Une solution à double tranchant - Cette solution peut paraitre dans un premier temps louable au regard des faits de l’espèce. En effet, s’il convient de souligner qu’il s’agissait sans aucun doute d’un humour déplacé pouvant interpeller, blesser, choquer les passants (notamment lorsque l’on songe au fléau qu’est le GHB ainsi qu’aux 95 000 femmes victimes de viol ou de tentatives de viol en France chaque année[6]), cette affaire n’est semble t- il en réalité, qu’une conséquence du climat social actuel extrêmement sensible au sujet de la répression des violences faites aux femmes et au sujet la protection du consentement sexuel


Il n’en demeure pas moins qu’elle reste pour le moins critiquable au regard de la sécurité juridique. En effet, rien n’est plus subjectif que de prendre en compte la seule personnalité de son auteur pour caractériser ou pas l’élément intentionnel, une solution pouvant être divergente d’un juge à un autre, ou d’un contexte social à l’autre… Il semble dès alors que la caractérisation de l’élément intentionnel met en lumière, en l’espèce, l’un des nombreux risques des infractions de provocation.



Marie BORGNA


 

[1] Article 19 de la Déclaration Universelle des droits de l’Homme du 10 décembre 1948 : « Tout individu a droit à la liberté d'opinion et d'expression, ce qui implique le droit de ne pas être inquiété pour ses opinions et celui de chercher, de recevoir et de répandre, sans considérations de frontières, les informations et les idées par quelque moyen d'expression que ce soit ».

[2] La Convention européenne de sauvegarde des Droits de l'Homme et des Libertés fondamentales du 4 novembre 1950 déclare à son article 10 que « Toute personne a droit à la liberté d'expression. Ce droit comprend la liberté d'opinion et la liberté de recevoir ou de communiquer des informations ou des idées sans qu'il puisse y avoir ingérence d'autorités publiques et sans considération de frontière.

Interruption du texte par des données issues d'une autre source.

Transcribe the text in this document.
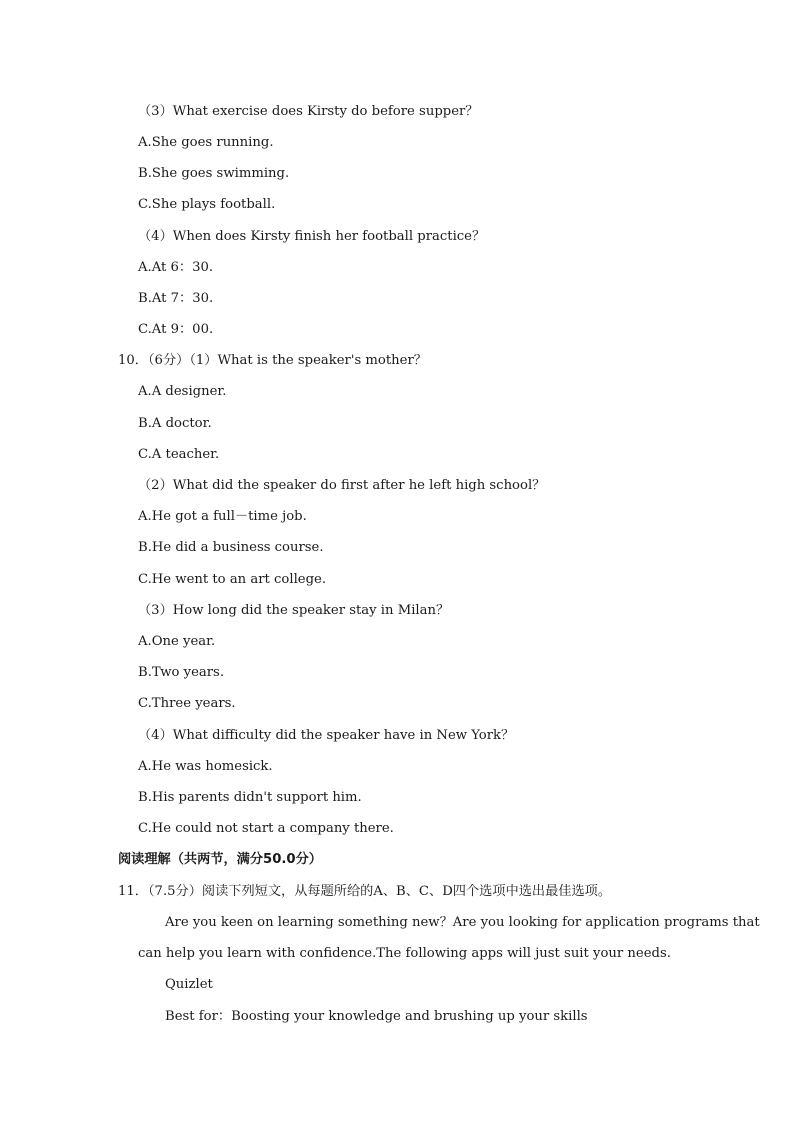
（3）What exercise does Kirsty do before supper？
A.She goes running.
B.She goes swimming.
C.She plays football.
（4）When does Kirsty finish her football practice？
A.At 6：30.
B.At 7：30.
C.At 9：00.
10．（6分）（1）What is the speaker's mother？
A.A designer.
B.A doctor.
C.A teacher.
（2）What did the speaker do first after he left high school？
A.He got a full－time job.
B.He did a business course.
C.He went to an art college.
（3）How long did the speaker stay in Milan？
A.One year.
B.Two years.
C.Three years.
（4）What difficulty did the speaker have in New York？
A.He was homesick.
B.His parents didn't support him.
C.He could not start a company there.
阅读理解（共两节，满分50.0分）
11．（7.5分）阅读下列短文，从每题所给的A、B、C、D四个选项中选出最佳选项。
Are you keen on learning something new？Are you looking for application programs that
can help you learn with confidence.The following apps will just suit your needs.
Quizlet
Best for：Boosting your knowledge and brushing up your skills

Le présent article n'empêche pas les États de soumettre les entreprises de radiodiffusion, de cinéma ou de télévision à un régime d'autorisations ».

[3] Patrick Charaudeau, Humour et engagement politique, la dictature c’est ferme ta gueule la démocratie c’est cause toujours, Limoges, Lambert-Lucas, 2015, p.7.

[4] « Seront punis de cinq ans d'emprisonnement et de 45 000 euros d’amende (…) Ceux qui, par l'un des moyens énoncés à l'article 23, auront provoqué à la discrimination, à la haine ou à la violence à l'égard d'une personne ou d'un groupe de personnes à raison de leur origine ou de leur appartenance ou de leur non-appartenance à une ethnie, une nation, une race ou une religion déterminée, seront punis d'un an d'emprisonnement et de 45 000 euros d'amende ou de l'une de ces deux peines seulement.

Seront punis des peines prévues à l'alinéa précédent ceux qui, par ces mêmes moyens, auront provoqué à la haine ou à la violence à l'égard d'une personne ou d'un groupe de personnes à raison de leur sexe, de leur orientation sexuelle ou identité de genre ou de leur handicap ou auront provoqué, à l'égard des mêmes personnes, aux discriminations prévues par les articles 225-2 et 432-7 du code pénal ».